History of the Presbyterian Church Heritage Centre

The National Presbyterian Museum was established by founding Curator, the late Rev. Dr. John A. Johnston, of MacNab Street Presbyterian Church, Hamilton, Ont., to exhibit artefacts that help tell the story of faith of Canadian Presbyterians. From its modest beginnings in a storage space in a Hamilton church in 1996, the Museum officially opened in the renovated lower level of St. John’s Presbyterian Church at 415 Broadview Avenue, Toronto on Sunday, September 29, 2002.

For 16 years, St. John’s Church in the Riverdale district generously hosted the Museum. With the need of the congregation to redevelop its 1908 building, it became necessary for the Museum to search for a new home.
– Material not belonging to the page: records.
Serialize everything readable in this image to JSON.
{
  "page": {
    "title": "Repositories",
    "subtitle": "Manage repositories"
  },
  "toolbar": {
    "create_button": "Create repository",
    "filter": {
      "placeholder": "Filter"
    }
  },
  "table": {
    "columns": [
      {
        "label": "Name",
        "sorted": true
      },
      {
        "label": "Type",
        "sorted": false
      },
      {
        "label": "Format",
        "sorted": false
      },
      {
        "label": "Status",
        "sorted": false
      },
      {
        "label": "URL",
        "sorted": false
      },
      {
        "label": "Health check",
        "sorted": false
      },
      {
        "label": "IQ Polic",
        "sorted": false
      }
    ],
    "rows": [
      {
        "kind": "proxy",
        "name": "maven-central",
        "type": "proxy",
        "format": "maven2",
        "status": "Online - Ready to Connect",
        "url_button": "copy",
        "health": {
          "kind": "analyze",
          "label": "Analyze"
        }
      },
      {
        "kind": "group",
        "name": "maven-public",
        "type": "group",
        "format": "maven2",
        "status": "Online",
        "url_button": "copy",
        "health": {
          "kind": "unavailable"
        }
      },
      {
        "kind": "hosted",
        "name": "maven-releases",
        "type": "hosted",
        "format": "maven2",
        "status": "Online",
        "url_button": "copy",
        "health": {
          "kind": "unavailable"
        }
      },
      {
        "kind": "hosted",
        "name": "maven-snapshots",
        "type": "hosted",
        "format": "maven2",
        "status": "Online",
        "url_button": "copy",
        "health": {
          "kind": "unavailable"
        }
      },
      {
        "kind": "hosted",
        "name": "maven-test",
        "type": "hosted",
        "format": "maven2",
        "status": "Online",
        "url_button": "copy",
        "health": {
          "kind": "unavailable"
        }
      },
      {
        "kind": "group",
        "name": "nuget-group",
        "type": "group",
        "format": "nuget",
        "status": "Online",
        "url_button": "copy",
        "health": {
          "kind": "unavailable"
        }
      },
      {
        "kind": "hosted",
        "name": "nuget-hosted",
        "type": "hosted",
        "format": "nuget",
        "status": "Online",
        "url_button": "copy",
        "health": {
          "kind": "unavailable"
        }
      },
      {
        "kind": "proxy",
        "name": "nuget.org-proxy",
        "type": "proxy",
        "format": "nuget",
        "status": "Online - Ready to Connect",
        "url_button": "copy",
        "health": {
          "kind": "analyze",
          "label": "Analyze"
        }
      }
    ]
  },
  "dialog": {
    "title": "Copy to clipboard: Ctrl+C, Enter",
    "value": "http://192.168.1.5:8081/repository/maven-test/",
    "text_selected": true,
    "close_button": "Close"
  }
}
In October 2018, the National Presbyterian Museum closed its Toronto site. The collection of the National Presbyterian Museum was transferred to the Advisory Committee of the Presbyterian Church Heritage Centre (PCHC).

The Presbyterian Church Heritage Centre will open in 2023 in Carlisle United Church in the village of Carlisle, ON (the Carlisle that is located in the Municipality of North Middlesex, 6 kms east of Ailsa Craig).

Curator Ian Mason is responsible for packing the collection of the former National Presbyterian Museum and preparing an inventory.

Marilyn Repchuck, Chair of the Presbyterian Church Heritage Centre’s Advisory Committee, is looking forward to the launch of our fund-raising campaign that will begin in conjunction with General Assembly 2021.